Grundsatzurteil 2015: Rauch ist eine schädliche Immission

Der Bundesgerichtshof leitete aber 2015 einen Richtungswechsel ein und entschied: Zigarettenrauch von einem Nachbarbalkon sei eine schädliche Immission wie Lärm, Gerüche und Ruß (Az: V ZR 110/14). Sollte der Zigarettenrauch die Bagatellschwelle überschreiten, müssten die Interessen (Raucher/ Nichtraucher) abgewogen werden. Dabei, so der BGH, kommt es nicht auf den Kläger, sondern auf das „Empfinden eines verständigen durchschnittlichen Menschen“ an.

Es biete sich an, das Balkon-Rauchen nur zu bestimmten Zeiten zu erlauben. Wie so ein Stundenplan konkret aussehen könne, müsse ein Richter je nach Einzelfall entscheiden. Genau das hat nun das Landgericht Dortmund getan und eine 3-Stunden-Regel eingeführt. Bei Verstößen drohen bis zu 250.000 Euro Strafe.

Wie die Düsseldorfer Rechtsanwältin Katia Genkin erwarten zahlreiche Juristin, dass Balkon-Rauch noch massiv die Gerichte beschäftigen werden. “Der Bundesgerichtshof hat die Position der genervten Nicht-Raucher erheblich verbessert.
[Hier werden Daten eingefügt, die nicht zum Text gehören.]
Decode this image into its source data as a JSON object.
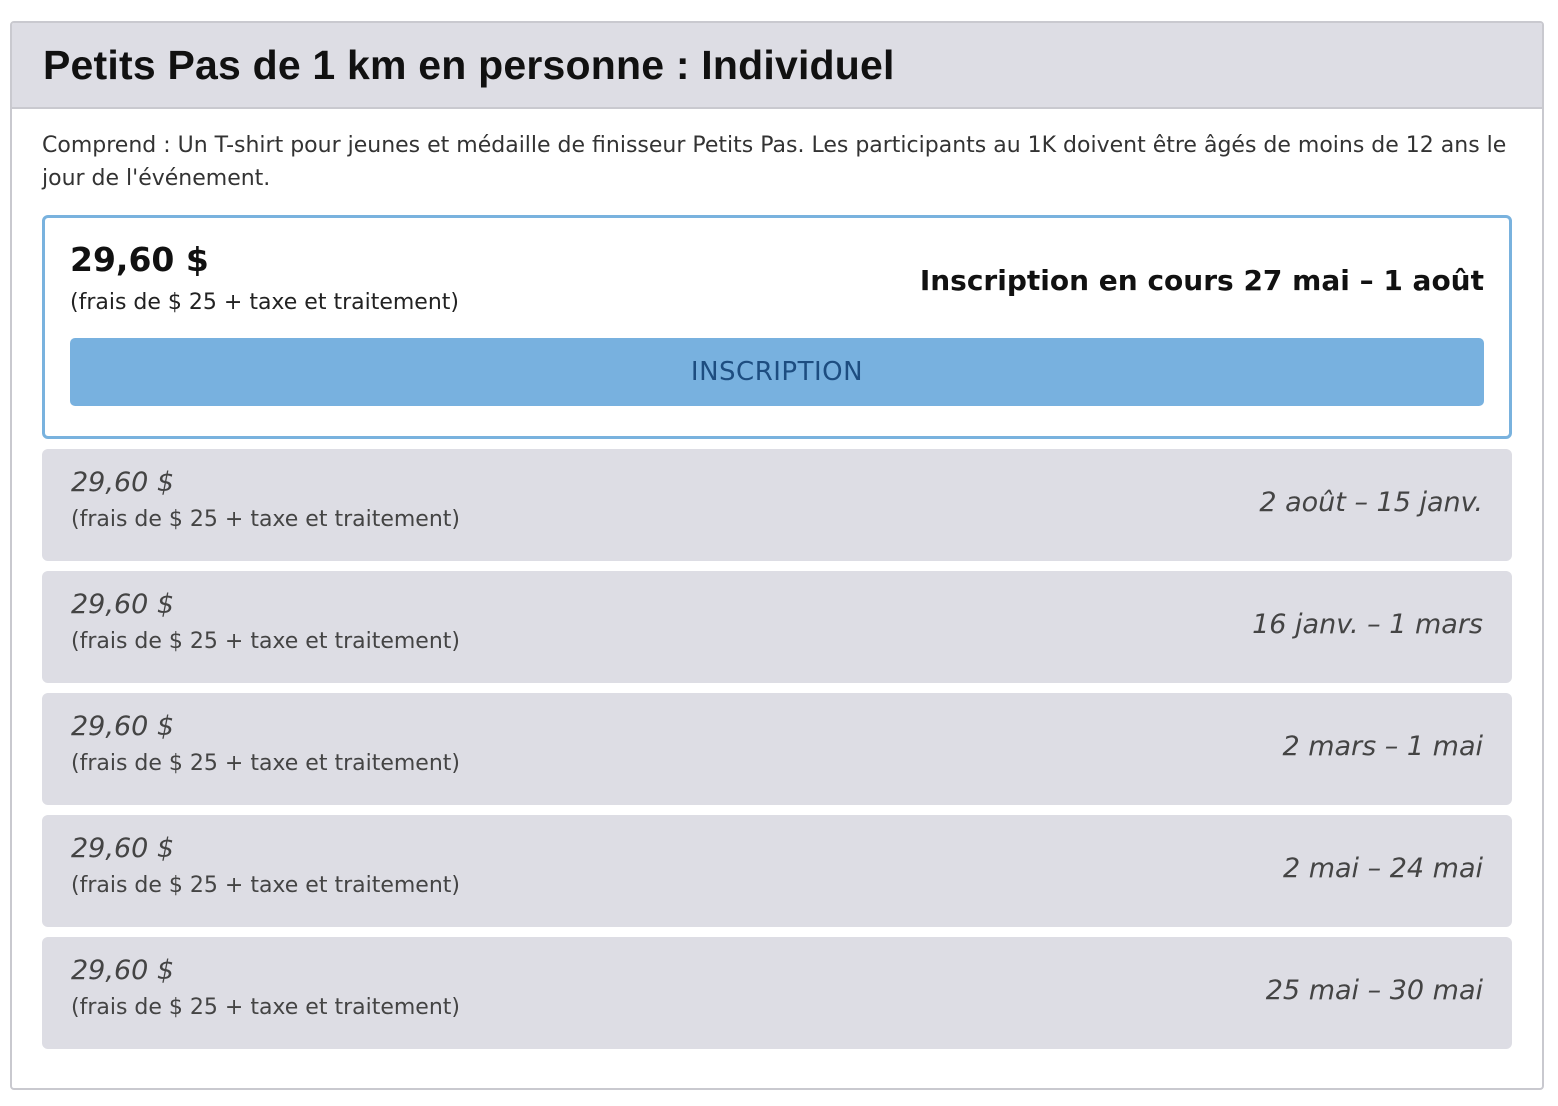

Wenn sich das nun mehr rumspricht, wird daraus schnell eine Klagewelle.”

Rauchverbot im Mietvertrag zulässig?

Nur innerhalb seiner Wohnung kann sicher der Raucher bislang noch sicher fühlen – solange die Rauch und Gerüche nicht via Fenster oder Türen nach außen dringen. Allerdings gibt es bereits Vermieter, die ein Rauchverbot vertraglich vereinbaren wollen. „Generell besteht in Deutschland eine Vertragsfreiheit“, sagt Rechtsanwältin Genkin. „Es kann also alles vereinbart werden, was nicht gegen Gesetz oder gute Sitten verstößt.“ Die Gerichte sind sich bislang jedoch bei Rauchverboten in Mietverträgen uneins. Das Amtsgericht Albstadt hielt z.B. ein Rauchverbot per Mietvertrag für unwirksam (Az: 1 C 288/92), das Amtsgericht Nordhorn sah es als bindend an (Az: 3 C 1440/00). Der Bundesgerichtshof (BGH) hat dazu noch nicht entschieden.

Leichter durchsetzbar sein als eine Kündigung wegen Rauchens könnten nach Ansicht von Juristen Vertragsstrafen sein oder der Wegfall eines Miet-Rabattes fürs Nichtrauchen. Ähnlich handhaben das Versicherungen: So gibt es bei Lebenspolicen teilweise Rabatt für Nichtraucher oder bei Kfz-Policen Rabatt für Autofahrer, die niemanden sonst ans Steuer lassen. Fallen diese Voraussetzungen weg, besteht weiter Versicherungsschutz, der Kunde muss aber höhere Prämie zahlen.